Plan Ahead to Maintain Compatibility in Event-Based Architectures

An event-based architecture is great for decoupling services, but it can be tricky to maintain that decoupling when you inevitably need to make changes to existing event definitions. You can ease this pain by planning for changes from the start.

Event Versioning

No matter how meticulously you plan out the events in your system, they will eventually need to change. Part of the advantage of using events is that publishers and subscribers (often operated by completely independent teams) can adapt to change at their own pace. This means that publishers can’t just change the definition of an event in a way that would also require changes by its subscribers.

One simple solution is to define a new event whenever a change is needed. This could be an event that incorporates a version in its name (like “my-event-v2”) or an event with some kind of version field in its payload.

But doing this for every change would cause an explosion in the number of events flying around. Just because you defined version 2 of an event doesn’t mean you can stop sending version 1. Subscribers to version 1 may not have updated to handle version 2 yet.

To tame this chaos, it is useful to allow some backward-compatible changes. What this looks like depends on whether you’re a publisher or subscriber.

Publishers of Single-Origin Events

A single-origin event is one exclusively sent by a single service. That service has full control of the event semantics.

All publishers should maintain backward compatibility. This means avoiding changing any event definition that would require coordination with subscribers.

Consider how a change will impact:

  • the shape of the event (the names and types of fields in the payload)
  • the intention of an individual field (even if its name and type remain the same)
  • conditions that trigger the event

If a change would affect any of these things, define a new event (or event version) rather than changing the event. Additive changes should be okay, as long as subscribers are prepared in advance. Depending on your data models, additive changes could include adding a new field, adding another case to an enum, etc.

Publishers of Multi-Origin Events

A multi-origin event may be sent by any number of publishers. All publishers must agree on the event semantics.

These are often the hardest to change simply due to the number of affected parties. It’s probably best to just define a new version of the event. But you might get away with limited additive changes, like adding an optional property. The changes you can make are more limited because you have to consider not just subscribers but also all the other publishers.

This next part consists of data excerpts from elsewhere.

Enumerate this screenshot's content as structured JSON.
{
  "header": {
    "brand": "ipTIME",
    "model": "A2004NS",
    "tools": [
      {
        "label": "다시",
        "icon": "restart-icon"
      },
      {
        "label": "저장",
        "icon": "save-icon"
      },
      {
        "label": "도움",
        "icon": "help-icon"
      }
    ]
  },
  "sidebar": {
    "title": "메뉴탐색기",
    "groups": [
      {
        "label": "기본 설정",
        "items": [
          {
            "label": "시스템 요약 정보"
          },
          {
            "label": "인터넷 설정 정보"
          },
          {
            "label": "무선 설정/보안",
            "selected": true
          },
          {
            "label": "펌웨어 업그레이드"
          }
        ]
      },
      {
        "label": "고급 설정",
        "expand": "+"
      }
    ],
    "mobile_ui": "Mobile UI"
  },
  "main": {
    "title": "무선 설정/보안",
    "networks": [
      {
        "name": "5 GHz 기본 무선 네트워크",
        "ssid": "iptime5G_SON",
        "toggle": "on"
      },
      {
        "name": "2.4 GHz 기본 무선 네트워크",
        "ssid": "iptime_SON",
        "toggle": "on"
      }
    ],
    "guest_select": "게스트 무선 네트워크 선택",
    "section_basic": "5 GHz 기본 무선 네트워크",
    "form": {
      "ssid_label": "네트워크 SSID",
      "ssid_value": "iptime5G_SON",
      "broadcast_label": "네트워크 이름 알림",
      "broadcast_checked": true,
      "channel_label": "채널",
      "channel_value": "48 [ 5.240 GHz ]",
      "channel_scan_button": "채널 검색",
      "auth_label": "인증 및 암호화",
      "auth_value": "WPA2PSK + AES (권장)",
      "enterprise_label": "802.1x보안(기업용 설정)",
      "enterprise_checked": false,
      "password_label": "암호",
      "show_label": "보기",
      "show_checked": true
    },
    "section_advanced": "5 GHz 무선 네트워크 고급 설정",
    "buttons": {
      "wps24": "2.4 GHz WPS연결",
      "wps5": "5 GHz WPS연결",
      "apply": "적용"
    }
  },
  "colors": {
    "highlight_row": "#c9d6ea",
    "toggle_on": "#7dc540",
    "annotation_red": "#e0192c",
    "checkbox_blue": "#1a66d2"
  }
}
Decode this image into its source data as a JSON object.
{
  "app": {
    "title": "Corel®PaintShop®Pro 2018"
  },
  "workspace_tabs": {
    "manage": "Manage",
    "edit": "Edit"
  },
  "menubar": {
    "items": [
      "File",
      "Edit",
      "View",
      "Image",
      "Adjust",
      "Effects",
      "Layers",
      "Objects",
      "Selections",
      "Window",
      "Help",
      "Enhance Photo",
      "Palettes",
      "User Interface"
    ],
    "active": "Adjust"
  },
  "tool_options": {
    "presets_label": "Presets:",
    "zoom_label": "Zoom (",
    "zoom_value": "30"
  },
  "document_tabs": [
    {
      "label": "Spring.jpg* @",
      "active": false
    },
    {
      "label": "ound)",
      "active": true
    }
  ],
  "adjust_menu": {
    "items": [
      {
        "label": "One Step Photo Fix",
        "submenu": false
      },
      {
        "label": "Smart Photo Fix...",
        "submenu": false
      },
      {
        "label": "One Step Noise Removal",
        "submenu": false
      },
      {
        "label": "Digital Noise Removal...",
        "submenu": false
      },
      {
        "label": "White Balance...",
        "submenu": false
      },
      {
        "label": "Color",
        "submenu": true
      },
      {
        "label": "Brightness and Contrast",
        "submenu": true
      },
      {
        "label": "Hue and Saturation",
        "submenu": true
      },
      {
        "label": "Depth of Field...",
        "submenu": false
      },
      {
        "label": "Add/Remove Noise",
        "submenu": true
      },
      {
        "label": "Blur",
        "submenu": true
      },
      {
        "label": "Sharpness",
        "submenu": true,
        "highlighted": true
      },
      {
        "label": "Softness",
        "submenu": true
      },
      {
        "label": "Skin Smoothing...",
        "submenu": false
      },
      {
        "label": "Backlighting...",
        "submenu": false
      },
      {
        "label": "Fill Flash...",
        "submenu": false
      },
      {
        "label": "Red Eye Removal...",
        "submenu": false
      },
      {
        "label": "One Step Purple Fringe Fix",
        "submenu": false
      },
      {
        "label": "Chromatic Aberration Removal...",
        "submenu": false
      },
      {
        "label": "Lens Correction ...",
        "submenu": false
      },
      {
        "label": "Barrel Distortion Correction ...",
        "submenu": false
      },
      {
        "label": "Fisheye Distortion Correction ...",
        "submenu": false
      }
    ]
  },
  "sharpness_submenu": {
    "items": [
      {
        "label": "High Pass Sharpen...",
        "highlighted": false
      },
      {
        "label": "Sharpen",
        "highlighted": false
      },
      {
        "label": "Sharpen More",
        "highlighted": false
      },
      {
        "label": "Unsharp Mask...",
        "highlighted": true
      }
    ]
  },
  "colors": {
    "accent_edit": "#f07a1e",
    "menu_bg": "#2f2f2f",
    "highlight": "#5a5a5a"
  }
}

Subscribers should maintain forward compatibility. They can prepare in advance to accept certain types of changes without having to coordinate with event publishers. Generally, subscribers can ignore anything they weren’t expecting to receive — those additive changes like extra fields, extra enum cases, etc.

Even if you have reliable event definitions, runtime validation will ensure that you received what you expected and filter out anything you didn’t. Doing all this in a validation layer that applies to all events will save individual event handlers from dealing with it.

Anticipating Change

Change is hard to predict! But known unknowns are easier to handle when you’re prepared.